In a large mixing bowl, stir together the water, vinegar, oil, brown sugar, granulated sugar, and vanilla extract.
1 1/2 cups (355 ml) water, 1 1/2 teaspoons white vinegar, 1/2 cup (120 ml) oil, 2/3 cup (133 grams) brown sugar, 1/2 cup (100 grams) granulated sugar, 2 teaspoons vanilla extract
In a medium mixing bowl, stir together the flour, cocoa powder, baking soda, baking powder and salt. Add this to the wet mixture and stir just until combined. It will be almost as thin as water.
1 1/2 cups (207 grams) flour, 1/2 cup (58 grams) cocoa powder, 1 1/4 teaspoons baking soda, 3/4 teaspoon baking powder, 1/2 teaspoon salt
Divide the batter between the two pans (about 495 grams of batter in each pan) and bake for 20 minutes or until a toothpick inserted in the middle comes out clean or with some moist crumbs (not raw batter).
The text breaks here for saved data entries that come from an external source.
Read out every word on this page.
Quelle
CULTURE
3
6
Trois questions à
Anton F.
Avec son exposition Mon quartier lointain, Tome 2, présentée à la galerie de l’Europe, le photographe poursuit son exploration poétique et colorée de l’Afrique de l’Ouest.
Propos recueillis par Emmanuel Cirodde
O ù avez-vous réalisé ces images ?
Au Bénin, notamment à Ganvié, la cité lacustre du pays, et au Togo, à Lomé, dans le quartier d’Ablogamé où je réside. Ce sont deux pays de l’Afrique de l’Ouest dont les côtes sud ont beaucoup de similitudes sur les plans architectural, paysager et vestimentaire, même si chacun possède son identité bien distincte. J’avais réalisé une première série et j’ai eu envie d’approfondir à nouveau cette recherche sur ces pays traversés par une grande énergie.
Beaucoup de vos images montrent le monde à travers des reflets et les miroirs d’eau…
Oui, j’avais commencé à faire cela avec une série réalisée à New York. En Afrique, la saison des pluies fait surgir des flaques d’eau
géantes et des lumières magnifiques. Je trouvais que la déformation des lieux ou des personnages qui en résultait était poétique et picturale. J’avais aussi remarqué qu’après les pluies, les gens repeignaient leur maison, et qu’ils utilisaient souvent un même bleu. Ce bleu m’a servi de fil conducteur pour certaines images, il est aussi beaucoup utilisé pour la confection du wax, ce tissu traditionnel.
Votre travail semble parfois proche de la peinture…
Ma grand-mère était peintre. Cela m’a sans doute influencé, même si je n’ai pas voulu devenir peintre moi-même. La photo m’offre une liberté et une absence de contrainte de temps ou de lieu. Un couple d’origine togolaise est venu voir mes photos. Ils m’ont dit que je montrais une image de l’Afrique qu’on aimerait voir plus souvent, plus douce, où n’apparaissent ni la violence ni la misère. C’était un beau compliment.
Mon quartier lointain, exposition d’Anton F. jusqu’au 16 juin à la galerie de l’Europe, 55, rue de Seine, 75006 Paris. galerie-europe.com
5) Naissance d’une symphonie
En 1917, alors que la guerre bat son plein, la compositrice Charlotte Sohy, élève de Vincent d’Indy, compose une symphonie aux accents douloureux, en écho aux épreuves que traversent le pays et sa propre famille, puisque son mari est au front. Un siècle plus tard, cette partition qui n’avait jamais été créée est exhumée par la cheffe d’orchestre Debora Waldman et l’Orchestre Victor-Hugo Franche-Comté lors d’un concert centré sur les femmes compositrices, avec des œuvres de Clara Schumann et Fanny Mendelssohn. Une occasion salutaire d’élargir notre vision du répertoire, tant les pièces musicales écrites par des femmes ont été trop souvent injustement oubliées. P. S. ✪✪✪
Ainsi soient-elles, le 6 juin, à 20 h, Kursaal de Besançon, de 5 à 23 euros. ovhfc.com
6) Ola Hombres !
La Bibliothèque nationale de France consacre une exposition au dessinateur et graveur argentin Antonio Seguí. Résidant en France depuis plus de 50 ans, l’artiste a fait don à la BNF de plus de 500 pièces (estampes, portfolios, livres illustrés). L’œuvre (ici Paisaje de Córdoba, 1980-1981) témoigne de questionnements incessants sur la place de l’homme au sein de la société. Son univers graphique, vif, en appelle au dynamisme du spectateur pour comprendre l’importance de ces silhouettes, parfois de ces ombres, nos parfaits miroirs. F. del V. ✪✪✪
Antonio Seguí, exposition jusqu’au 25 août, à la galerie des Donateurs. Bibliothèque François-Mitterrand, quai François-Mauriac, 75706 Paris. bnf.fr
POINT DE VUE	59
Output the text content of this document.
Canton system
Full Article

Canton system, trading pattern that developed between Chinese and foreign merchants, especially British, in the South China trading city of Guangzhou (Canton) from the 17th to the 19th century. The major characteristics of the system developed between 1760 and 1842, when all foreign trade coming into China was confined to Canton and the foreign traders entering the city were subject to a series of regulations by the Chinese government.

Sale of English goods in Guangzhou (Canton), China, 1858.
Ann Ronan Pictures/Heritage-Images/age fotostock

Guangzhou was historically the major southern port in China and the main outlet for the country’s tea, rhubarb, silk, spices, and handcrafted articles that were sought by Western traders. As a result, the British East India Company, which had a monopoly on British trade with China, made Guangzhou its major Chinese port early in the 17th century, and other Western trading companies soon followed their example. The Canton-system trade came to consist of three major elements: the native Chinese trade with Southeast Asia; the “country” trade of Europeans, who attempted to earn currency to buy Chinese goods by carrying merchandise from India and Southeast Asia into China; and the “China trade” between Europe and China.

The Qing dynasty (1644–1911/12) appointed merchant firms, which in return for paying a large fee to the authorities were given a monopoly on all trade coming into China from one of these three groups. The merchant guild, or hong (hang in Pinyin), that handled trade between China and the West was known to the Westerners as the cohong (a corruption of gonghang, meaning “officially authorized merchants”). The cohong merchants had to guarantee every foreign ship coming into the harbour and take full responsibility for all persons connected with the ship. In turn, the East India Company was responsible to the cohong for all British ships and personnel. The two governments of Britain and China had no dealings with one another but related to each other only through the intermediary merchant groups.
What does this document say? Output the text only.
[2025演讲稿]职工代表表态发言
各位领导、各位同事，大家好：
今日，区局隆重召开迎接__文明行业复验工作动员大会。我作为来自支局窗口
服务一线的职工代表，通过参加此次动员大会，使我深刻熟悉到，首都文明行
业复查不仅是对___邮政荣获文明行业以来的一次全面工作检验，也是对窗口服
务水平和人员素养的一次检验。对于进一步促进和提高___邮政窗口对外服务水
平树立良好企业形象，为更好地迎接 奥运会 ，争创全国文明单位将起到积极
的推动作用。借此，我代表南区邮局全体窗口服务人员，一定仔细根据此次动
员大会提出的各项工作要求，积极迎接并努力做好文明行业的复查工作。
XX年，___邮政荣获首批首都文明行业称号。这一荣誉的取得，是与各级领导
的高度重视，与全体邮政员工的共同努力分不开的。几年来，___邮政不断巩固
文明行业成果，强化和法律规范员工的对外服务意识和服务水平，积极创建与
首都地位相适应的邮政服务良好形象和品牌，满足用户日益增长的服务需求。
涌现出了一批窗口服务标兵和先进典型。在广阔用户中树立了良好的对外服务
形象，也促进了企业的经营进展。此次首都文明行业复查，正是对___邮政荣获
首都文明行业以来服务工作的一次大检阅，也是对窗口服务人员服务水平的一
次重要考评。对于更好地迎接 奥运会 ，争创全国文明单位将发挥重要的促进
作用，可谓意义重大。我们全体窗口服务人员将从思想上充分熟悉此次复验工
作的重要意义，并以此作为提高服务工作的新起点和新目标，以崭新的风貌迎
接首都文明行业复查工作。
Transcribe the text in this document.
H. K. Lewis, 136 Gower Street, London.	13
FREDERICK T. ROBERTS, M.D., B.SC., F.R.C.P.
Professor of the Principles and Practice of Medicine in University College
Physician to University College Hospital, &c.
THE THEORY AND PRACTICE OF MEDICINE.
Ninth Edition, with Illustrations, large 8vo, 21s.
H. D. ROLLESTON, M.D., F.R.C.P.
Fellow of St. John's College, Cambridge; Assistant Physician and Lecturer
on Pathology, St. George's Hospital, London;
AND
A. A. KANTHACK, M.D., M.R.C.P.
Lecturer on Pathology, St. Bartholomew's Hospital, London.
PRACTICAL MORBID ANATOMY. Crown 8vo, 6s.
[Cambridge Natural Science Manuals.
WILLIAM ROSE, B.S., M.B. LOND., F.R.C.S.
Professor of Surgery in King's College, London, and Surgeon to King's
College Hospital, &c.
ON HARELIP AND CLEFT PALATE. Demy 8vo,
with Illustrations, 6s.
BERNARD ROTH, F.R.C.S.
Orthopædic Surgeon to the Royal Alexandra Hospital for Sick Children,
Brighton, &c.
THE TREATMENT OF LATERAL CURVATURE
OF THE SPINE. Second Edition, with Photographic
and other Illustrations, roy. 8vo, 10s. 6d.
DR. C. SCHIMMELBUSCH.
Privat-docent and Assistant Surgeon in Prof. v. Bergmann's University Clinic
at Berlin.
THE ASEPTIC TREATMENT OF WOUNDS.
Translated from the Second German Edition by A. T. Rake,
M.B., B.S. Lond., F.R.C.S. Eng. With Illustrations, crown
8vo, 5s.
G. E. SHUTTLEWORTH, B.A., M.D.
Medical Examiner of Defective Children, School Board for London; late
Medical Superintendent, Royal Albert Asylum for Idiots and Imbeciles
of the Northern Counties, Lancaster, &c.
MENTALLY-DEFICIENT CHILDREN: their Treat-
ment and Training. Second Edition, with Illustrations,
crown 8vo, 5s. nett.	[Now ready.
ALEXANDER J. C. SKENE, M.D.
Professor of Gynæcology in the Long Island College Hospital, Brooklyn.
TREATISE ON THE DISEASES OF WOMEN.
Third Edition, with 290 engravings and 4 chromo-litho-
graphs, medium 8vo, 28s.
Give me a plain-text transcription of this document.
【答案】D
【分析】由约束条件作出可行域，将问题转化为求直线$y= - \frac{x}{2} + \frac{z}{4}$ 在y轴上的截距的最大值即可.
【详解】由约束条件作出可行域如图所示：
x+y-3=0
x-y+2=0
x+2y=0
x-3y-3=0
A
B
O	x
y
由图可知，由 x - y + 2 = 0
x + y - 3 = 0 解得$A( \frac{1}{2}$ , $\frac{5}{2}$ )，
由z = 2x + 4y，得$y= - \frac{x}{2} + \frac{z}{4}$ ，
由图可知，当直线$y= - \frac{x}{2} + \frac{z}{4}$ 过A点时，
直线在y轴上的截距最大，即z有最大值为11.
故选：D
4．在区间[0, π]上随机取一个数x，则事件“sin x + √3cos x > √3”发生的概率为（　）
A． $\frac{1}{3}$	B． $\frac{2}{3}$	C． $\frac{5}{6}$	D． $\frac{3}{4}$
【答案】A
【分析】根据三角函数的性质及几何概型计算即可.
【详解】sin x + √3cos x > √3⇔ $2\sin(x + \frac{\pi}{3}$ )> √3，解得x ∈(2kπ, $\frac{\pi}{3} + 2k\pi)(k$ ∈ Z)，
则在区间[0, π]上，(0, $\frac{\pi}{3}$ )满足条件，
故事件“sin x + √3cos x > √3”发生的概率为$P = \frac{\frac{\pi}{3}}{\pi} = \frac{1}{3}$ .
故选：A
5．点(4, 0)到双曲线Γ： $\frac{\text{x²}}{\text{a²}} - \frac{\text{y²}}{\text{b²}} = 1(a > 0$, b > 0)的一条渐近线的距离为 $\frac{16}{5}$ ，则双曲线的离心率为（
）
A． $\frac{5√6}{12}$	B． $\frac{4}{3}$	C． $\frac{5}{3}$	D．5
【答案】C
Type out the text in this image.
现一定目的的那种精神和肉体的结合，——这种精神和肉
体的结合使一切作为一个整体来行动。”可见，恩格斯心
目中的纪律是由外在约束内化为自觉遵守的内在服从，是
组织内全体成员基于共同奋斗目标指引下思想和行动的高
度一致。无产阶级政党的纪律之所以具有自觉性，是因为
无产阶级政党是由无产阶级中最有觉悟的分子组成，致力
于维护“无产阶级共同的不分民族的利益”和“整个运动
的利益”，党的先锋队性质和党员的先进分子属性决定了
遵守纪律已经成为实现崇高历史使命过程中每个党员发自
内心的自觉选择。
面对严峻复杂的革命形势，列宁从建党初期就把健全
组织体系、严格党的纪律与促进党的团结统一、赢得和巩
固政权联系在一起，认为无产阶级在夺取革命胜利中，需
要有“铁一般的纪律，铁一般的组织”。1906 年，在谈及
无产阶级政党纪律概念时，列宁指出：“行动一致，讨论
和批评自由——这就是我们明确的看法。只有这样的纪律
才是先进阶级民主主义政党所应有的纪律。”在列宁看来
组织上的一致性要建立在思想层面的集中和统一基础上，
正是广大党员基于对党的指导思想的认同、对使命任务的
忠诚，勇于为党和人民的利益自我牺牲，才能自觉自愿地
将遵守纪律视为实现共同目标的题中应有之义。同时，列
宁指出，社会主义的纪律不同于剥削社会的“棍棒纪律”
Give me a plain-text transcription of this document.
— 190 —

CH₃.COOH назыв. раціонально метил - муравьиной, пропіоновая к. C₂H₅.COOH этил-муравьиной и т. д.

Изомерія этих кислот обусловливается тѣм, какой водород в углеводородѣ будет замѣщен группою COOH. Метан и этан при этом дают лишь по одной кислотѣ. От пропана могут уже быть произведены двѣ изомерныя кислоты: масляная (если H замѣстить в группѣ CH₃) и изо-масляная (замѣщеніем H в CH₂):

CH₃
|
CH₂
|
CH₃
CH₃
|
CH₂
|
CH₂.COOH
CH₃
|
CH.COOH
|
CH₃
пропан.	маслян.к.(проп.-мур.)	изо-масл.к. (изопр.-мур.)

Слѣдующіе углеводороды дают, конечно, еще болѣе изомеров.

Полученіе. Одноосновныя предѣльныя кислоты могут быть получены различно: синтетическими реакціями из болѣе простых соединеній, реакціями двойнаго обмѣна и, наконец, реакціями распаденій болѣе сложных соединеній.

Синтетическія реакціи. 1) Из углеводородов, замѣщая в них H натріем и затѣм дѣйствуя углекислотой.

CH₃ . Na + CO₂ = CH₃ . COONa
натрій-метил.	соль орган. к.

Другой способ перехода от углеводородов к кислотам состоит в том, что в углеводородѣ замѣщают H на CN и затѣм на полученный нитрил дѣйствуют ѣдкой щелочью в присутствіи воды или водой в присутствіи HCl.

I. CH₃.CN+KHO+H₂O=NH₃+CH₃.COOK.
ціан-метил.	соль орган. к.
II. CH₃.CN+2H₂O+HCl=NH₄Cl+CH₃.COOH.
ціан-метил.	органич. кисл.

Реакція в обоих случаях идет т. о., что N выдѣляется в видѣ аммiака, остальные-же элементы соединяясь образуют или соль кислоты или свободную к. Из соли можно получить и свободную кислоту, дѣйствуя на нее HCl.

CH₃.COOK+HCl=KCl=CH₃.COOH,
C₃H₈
Let cool for 5 minutes and then turn out onto a wire rack to cool completely.
Once cooled, finish making the frosting.
Remove the chilled ganache from the refrigerator and using an electric mixer (you could also transfer it to a stand mixer), beat the ganache until light and fluffy, about 2 minutes.
Spread about 2/3 cup of frosting between the two layers of cake, 1/2 cup on top and the remaining on the sides. There's about 2 cups of frosting.
Keep covered and refrigerated for up to 3 days.